Pension poverty risk falls but 12.2m still face shortfall in retirement: Scottish Widows

The number of UK adults at risk of facing pension poverty in later life dropped from 39 per cent or 15.3 million people in 2025 to 31 per cent or 12.2 million.

This is according to Scottish Widows’ National Retirement Forecast, which found that the improvement was driven partly by increased non-pension savings as well as more people expecting to own their own home in retirement.

But Scottish Widows warned retirement outcomes remain a challenge as energy prices increase and cost-of-living pressures continue.

The provider said increasing auto-enrolment contributions from 8 per cent to 12 per cent could reduce pension poverty from 32 per cent to 13 per cent among defined contribution savers currently contributing below 12 per cent.

It is also calling for auto-enrolment style pension saving solutions for the self-employed, alongside better integration between pensions, savings and housing wealth.

The findings come as the government’s independent Pension Commission reviews options to improve long-term retirement outcomes.

Scottish Widows head of pension policy Pete Glancy says: “This report paints a complex picture. While the fall in pension poverty compared to a year ago is a step in the right direction, this shift in retirement fortunes is complex and the current state of the nation’s savings is still polarised. The factors we can control, like how much we save or how much we expect to receive in retirement, may improve, but can easily be thrown off course by shifting external factors like increases to energy and general cost of living.”

“The way people are working continues to evolve, but our retirement system still lags behind. This year we have modelled the impact of some policy changes only on the youngest workers as this gives us the best indication of the long-term benefit applying not only to them, but all future generations yet to join the workforce.

“We must also ensure that choosing flexibility today – through self-employment or part-time work – doesn’t come at the expense of tomorrow. Extending auto-enrolment to the self-employed, as is one of our recommendations to the Pension Commission, is critical and should be implemented at pace to close this gap in retirement saving.
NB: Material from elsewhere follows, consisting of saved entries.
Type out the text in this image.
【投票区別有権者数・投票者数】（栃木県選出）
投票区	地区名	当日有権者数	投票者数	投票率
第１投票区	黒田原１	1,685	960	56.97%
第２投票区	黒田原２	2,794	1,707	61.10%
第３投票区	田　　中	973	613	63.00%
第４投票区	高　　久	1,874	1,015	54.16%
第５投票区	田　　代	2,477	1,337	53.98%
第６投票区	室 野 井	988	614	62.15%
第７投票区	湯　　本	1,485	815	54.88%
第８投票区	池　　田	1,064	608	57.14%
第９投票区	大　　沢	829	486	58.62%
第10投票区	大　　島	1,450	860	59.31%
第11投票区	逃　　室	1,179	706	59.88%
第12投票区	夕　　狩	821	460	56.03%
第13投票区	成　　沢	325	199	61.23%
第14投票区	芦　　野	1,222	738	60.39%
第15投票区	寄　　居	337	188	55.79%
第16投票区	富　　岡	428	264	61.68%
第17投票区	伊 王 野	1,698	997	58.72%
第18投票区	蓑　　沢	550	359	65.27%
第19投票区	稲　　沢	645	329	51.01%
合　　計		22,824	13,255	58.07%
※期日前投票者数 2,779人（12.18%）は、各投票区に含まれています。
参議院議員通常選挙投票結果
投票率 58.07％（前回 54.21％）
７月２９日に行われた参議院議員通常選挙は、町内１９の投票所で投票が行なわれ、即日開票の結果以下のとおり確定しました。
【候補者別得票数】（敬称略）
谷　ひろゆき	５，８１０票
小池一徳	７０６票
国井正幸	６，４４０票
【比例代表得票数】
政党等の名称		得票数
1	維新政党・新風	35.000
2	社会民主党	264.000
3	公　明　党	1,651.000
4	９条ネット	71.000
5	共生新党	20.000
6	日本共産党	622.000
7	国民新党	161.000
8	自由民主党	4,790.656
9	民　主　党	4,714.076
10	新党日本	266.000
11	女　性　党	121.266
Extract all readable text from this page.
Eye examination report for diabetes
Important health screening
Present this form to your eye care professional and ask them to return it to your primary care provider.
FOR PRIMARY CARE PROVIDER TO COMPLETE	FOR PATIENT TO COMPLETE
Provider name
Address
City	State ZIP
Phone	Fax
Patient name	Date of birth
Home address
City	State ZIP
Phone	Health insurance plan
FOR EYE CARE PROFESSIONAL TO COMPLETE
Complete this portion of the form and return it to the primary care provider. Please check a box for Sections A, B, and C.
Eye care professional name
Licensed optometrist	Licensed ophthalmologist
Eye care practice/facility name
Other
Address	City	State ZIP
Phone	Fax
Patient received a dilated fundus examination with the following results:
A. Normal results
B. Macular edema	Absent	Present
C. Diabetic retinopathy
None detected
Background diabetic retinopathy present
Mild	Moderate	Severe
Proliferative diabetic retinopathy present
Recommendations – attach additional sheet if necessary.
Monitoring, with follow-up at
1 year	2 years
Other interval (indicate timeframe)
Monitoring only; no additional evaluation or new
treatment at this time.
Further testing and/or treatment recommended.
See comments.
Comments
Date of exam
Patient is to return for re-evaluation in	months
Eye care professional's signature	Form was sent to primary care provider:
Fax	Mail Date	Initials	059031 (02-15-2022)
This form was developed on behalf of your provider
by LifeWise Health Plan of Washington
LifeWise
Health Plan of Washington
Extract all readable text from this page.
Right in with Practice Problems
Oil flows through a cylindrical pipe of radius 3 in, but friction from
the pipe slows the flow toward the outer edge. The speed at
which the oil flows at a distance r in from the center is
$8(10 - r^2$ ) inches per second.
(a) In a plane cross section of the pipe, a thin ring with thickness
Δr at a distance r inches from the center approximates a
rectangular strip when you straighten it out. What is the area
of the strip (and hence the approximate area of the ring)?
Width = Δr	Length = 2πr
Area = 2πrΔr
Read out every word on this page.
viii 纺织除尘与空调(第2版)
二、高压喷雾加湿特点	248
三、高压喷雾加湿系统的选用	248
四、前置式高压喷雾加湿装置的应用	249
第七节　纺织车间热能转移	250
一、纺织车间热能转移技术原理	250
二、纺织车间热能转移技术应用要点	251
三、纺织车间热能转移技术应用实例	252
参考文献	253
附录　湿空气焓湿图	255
“Most people are unlikely to have enough in their pension pots alone to fund their desired retirement, so pensions can no longer be viewed in isolation. Considering pensions alongside other savings, investments and housing wealth – and advancing the Government’s Open Finance agenda – will be key to improving retirement outcomes for all.”

Barnett Waddingham head of DC pensions Mark Futcher says: “The most frustrating part of these findings is that none of this is new. We’ve spent years identifying the cracks in the system, yet too many people are still falling through them. And while it’s positive to see some progress, at some point we have to stop admiring the problems and actually fix them.

“But this also only tells half the story. While most of the focus rightly remains on helping people build pension pots during their working lives, the options available when they actually retire are still relatively blunt – cash, annuity or drawdown.

“For most people, retirement isn’t just a moment in time, it’s a journey, and yet too many people are effectively being handed a map with only three routes on it. Fixing auto-enrolment is a great start, but if we want to stop the pensions ‘timebomb’ from blowing up in our faces, we need fixes at both ends of the system.”